In opposition to the evidence Holland filed in support of her motion for summary judgment, Carter presented his own affidavit, in which he stated that the sums Holland withdrew from the money-market account had all been deposited to that account by him and that he had never intended them to be a gift. Carter further stated in his affidavit that the sums Holland withdrew from the account were intended by the parties to be a loan, which he said Holland was to repay from her savings and investments and from borrowing other sums. This court must review a summary-judgment record in a light most favorable to the nonmovant and must resolve all doubts in favor of the movant. Hanners v. Balfour Guthrie, Inc.,564 So.2d 412 (Ala. 1990). Though it is a close question, we conclude that Carter's affidavit constitutes substantial evidence that successfully rebutted the prima facie case established by Holland and created a genuine issue of material fact as to whether the funds in question had been intended as a loan or as a gift. Therefore, the trial court improperly entered the summary judgment in favor of Holland.

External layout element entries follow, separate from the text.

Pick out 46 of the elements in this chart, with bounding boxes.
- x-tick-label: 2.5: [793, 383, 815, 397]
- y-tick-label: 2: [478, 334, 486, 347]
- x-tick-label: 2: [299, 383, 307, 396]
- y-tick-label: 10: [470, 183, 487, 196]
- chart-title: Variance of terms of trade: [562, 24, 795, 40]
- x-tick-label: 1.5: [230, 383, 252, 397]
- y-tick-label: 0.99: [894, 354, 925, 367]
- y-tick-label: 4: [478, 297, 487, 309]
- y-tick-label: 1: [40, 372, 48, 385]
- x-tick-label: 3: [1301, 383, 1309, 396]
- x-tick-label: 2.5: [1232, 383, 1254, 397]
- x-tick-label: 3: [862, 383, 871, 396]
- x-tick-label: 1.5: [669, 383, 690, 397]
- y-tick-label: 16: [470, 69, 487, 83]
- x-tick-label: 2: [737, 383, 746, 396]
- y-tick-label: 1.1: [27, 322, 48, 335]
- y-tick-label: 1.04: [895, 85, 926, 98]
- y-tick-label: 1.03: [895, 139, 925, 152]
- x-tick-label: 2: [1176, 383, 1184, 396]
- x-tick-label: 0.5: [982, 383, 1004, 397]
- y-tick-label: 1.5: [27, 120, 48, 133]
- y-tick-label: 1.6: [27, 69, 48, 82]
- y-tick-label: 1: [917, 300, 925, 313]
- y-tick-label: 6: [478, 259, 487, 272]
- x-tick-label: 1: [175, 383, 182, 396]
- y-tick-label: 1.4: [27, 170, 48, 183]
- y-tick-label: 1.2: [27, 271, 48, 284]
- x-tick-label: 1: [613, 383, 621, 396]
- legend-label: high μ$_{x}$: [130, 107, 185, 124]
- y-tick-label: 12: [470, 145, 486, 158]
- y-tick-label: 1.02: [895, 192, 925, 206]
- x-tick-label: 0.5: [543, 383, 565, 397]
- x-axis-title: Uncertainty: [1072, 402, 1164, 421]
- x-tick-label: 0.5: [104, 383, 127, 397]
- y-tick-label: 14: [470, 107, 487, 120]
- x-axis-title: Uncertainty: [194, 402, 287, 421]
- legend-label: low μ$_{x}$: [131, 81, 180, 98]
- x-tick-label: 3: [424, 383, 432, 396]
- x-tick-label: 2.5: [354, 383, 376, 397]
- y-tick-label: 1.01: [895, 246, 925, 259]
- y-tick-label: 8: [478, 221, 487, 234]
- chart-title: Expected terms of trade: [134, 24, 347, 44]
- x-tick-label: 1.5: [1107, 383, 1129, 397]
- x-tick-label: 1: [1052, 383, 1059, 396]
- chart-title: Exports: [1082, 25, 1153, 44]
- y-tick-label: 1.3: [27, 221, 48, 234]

Holland contends in her brief on appeal that the Statute of Frauds, specifically § 8-9-2(7), Ala. Code 1975, precluded the court's consideration of Carter's affidavit. The Statute requires a writing for an agreement "to lend money, delay or [forebear] repayment thereof . . . except for consumer loans with a principal amount financed less than $25,000." The plain language of the Statute requires an agreement for commitments to lend money, not to repay money that has been borrowed. It is well established that the "Statute of Frauds requiring certain contracts to be in writing applies to executory and not to executed contracts." Scott v. Southern Coach Body Co., 280 Ala. 670,673-74, 197 So.2d 775, 777 (1967) (emphasis added). Once the money has been lent, the agreement becomes an executed contract as to the lender — all that remains for the lender to do is to receive the consideration for his loan (or performance), and the Statute of Frauds is no longer applicable.
The judgment is reversed and the case is remanded for further proceedings consistent with this opinion. Because we find merit in the issue raised in Carter's appeal, Holland's request for an attorney fee, pursuant to Rule 38, Ala.R.App.P., is denied.
REVERSED AND REMANDED. *Page 837
Yates, P.J., and Pittman, J., concur.
Crawley and Murdock, JJ., concur in the result.